The connection to soil organic matter monitoring is direct: farms tracking SOM improvement through standard testing benefit from adding Haney and PLFA to the same sampling round, because biological function and SOM accumulation are causally linked and the biological indicators lead the SOM measurement by 1-3 years. A soil with a rising Haney score is building SOM before that accumulation registers in the organic matter percentage. Measuring biology gives earlier feedback on whether management changes are working than waiting for the SOM number to move.

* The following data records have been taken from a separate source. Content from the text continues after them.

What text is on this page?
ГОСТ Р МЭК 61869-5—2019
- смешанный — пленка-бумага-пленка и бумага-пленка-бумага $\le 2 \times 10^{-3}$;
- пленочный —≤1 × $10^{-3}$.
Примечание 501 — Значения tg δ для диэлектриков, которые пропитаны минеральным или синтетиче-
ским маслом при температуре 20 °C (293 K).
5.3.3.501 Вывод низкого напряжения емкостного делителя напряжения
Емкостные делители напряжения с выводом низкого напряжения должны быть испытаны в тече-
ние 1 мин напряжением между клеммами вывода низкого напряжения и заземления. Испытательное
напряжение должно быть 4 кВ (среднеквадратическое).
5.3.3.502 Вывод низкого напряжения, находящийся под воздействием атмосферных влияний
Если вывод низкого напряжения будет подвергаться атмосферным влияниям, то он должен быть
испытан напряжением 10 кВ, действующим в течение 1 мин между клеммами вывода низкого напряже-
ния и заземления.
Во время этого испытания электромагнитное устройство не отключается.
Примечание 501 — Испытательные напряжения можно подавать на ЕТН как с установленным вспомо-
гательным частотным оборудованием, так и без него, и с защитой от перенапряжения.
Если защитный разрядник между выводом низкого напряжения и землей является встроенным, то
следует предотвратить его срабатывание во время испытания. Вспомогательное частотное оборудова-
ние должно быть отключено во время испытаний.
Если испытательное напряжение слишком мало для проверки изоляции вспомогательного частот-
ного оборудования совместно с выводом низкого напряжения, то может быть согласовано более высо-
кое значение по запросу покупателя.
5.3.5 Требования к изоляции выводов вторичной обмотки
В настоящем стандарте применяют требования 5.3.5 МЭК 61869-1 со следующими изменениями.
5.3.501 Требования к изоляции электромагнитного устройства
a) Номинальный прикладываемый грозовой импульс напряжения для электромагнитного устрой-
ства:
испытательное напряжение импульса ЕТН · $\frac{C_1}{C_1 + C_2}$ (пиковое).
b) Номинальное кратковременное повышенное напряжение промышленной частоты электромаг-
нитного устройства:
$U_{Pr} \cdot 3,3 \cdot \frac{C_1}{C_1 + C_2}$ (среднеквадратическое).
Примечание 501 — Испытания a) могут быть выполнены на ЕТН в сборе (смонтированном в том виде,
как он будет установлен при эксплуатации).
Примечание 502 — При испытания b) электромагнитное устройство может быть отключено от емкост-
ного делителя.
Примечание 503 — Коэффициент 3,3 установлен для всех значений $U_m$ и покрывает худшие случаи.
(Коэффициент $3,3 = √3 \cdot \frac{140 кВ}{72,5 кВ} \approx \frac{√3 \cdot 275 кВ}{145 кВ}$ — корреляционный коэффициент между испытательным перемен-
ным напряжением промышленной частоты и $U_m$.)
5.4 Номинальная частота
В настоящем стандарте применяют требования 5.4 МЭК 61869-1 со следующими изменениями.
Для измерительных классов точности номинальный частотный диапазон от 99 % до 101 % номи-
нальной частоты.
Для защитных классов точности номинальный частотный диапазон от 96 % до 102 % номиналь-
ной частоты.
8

For regenerative agriculture transition operations, the testing timeline should match the management transition timeline. Year one baseline establishes the starting point across all zones. Annual Haney testing through the transition period tracks biological recovery. Full PLFA in year three or four documents whether AMF community composition is recovering toward the profile expected for the soil type and management system. If PLFA shows high fungal biomass but low AMF-specific 16:1w5 biomarker after three years of no-till and diverse cover cropping, the diagnosis is AMF community suppression specifically rather than general fungal recovery failure: the management response is then targeted at AMF-specific constraints including phosphorus levels or cover crop species composition rather than general biological activity interventions.

On-farm sensor technology is bringing continuous soil biological monitoring closer to commercial scale. Elaion sensor arrays, currently in late-stage development, measure lipid biomarkers in situ using electrochemical assays embedded in soil probes. Within 2-3 years, continuous AMF biomarker tracking may be available at a per-sensor cost comparable to the annual PLFA panel cost, with the advantage of temporal resolution that identifies seasonal patterns in AMF activity. In biochar-amended plots, continuous biomarker tracking would be particularly valuable during the first two years post-application, when the AMF colonisation advantage of biochar-amended versus unamended soil is most pronounced and currently only capturable through discrete sampling events. The counter-argument to early adoption is that the data interpretation frameworks for continuous biological sensor output are less mature than for discrete laboratory assays. Monitoring against established PLFA and Haney reference ranges remains the more interpretable approach through 2026 and likely 2027.

The five-step protocol described above is not proprietary or complex. It requires choosing a laboratory that offers Haney and PLFA in addition to standard chemistry panels, which is a matter of lab selection rather than specialised equipment or expertise. Ward Laboratories in Nebraska and several European equivalents offer all five test types from a single sample submission. The constraint has never been methodology or cost. It has been practitioner awareness that the standard chemistry panel is a subset of what is measurable, and that the biological subset contains the leading indicators that standard chemistry leaves out.